第34話アリス 4

「鎮静剤はないの?! 早くして頂戴!

大丈夫?マリア!」



初めて真鍋と出会ってからという物、話は急激に進んでいった。


細かい検査を終え、髪の毛を全部剃られたと思ったら、その翌日には手術。



それから、初めて目を覚ましたのだけれど、

酷い痛みと眩暈、そして吐き気に教われたのだった。



吐こうにも、指一本すら動かす事が出来ない状況だから、

口から、噴水のように汚物を吹き出させ、それを看護師さんが懸命に拭く。



その様子を見た 真鍋 は、ヒステリックに声を上げながら、指示を出していた。



こんなに、私の事を必死に看護してくれた人は、初めてだ・・・・。

それだけでも、幸せだったのに・・・




真鍋は私の両肩を掴むと、



「頑張って生きて! 今を乗り越えたら、貴方の一番大切にしている人に会わせてあげるから!

それを励みに、乗り切るのよ!」



そう言った。

どういう意味だろう?


私の一番大切にしている人は アリス ただ、一人だけ。

でも、それは、過去の話。

今じゃない。

だって、アリスは死んだのだから。



真鍋の言葉が引っかかりながらも、私はその後の、長い闘病生活を無事乗り切る事が出来た。

いいえ、私は何もしていない。


看病をし、ケアをしてくれたのは、全て、看護師さんだ。

私はただ、ベッドの上で横になっていただけ。




そして、いよいよ退院の日。

久しぶりに 真鍋 は部屋にやってきた。




「さあ、行きましょう。貴方の新しい家に」


私に拒否する理由なんて1つも無いのだけれど・・・・、

引っかかる事があり、私は起き上がる事が出来なかった。


それは、新しい足の事。



足の手術をされてから、私は1度も歩いた事が無い。

布団を捲り、新しい足を確認したのだか、それはまるでロボットの足で、人間の物とは違う。

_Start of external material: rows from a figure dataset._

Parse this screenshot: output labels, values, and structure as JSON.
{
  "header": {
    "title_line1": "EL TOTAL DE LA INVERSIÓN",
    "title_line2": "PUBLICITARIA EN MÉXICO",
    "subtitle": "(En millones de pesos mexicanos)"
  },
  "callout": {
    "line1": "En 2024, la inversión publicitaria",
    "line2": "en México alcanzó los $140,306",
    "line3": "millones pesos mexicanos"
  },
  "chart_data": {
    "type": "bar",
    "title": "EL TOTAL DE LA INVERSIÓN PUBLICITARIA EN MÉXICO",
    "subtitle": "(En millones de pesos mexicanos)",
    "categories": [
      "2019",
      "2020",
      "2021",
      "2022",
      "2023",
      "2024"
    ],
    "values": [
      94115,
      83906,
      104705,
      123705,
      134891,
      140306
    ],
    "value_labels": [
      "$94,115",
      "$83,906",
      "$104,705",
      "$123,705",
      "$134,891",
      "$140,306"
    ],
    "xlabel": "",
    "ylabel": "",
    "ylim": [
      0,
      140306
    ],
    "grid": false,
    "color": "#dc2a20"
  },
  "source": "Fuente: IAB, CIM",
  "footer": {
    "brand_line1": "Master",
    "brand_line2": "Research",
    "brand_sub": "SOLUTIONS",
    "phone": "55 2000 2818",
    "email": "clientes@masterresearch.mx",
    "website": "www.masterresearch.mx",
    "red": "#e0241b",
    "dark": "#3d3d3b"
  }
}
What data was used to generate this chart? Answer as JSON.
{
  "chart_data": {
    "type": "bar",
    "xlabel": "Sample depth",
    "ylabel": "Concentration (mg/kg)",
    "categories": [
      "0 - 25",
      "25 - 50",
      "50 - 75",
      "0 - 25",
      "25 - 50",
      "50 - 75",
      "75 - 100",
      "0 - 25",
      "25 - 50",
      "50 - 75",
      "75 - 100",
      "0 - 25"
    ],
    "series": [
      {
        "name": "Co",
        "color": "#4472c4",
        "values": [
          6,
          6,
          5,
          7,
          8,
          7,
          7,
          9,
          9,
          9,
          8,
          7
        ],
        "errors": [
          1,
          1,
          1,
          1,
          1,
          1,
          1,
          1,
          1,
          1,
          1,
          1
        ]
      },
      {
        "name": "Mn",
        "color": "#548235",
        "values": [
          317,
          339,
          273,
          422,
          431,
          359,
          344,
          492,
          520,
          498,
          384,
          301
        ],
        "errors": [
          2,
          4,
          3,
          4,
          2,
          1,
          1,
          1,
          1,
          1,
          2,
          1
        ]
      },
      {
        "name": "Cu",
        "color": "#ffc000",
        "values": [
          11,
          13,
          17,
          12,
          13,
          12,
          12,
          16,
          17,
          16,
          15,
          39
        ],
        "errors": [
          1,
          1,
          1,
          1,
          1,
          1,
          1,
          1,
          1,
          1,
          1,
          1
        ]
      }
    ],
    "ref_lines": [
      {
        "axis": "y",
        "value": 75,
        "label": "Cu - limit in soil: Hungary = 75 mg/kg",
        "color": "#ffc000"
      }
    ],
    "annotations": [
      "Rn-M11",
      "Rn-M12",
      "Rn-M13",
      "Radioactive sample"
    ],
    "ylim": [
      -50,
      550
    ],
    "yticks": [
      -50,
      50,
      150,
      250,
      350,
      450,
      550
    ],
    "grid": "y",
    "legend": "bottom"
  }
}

勿論、その足に感覚なんて物はなく、どうやって歩けばいいのか?わからなかったのだ。


「足の動かし方がわからない」


私がポツリとそう囁くと、真鍋は笑いながら、



「何言ってるの?普通に歩けるじゃない。

手を動かすのと同じように、足も動かしてみて・・・・」


私はその言葉通りに、感覚のない足を動かしてみる。

すると、ロボットの足は動き始めた。


ゆっくり、床に両足を付けると、立ち上がる。

その姿を見た真鍋は、ニッコリ微笑みながら、



「まだ慣れないから、不便だと思うけれど、訓練すれば、すぐに走れるようになるわ!

大丈夫だから!さぁ、コレに着替えて」


着替えを手渡してきた。

床に引きずるくらいの、長いスカート。

これを履けば、このロボットの足を誰も見る事が出来ない。



それを履き、部屋を出ると、真鍋はすでにエレベーターの前に居た。




「マリア!早く!私ね、マリアに見せたい物があるの!

一刻も早く見せたいわ!早く!走って!」



まるで、子供のように浮かれる真鍋。

走れと言われても、さっき初めて立ったばかりなんだけど・・・・。


両手を振り、脳で走るイメージを描くと、自然と足は駆け足になり、あっという間に真鍋の間の前へと到着していた。



「上手いわ!凄いじゃない!

こんなに上手くいくとは思わなかった!

マリア、貴方凄いわよ!」



・・・・褒められた・・・。

今まで褒められた事なんて、無かったから、どういう顔をすればいいのか?わからない。


私は表情を変えないままで居ると、真鍋はさっさとエレベーターに乗り、



「行くわよ!早く乗って!」


先を急いだ。



不思議な人。

無邪気に騒いだと思ったら、褒めだし、先を急ぐ。

全然、この人がわからないわ。



でも、私、真鍋の事・・・・・大人の中で、一番好き。




エレベーターを降りると、大きな建物を出て、外に出た。

昼間の時間帯に外に出るなんて、数年ぶりだったから、ゆっくり空を眺めて居たかったのだけれど、

真鍋に急かされ、すぐに車に乗る事となった。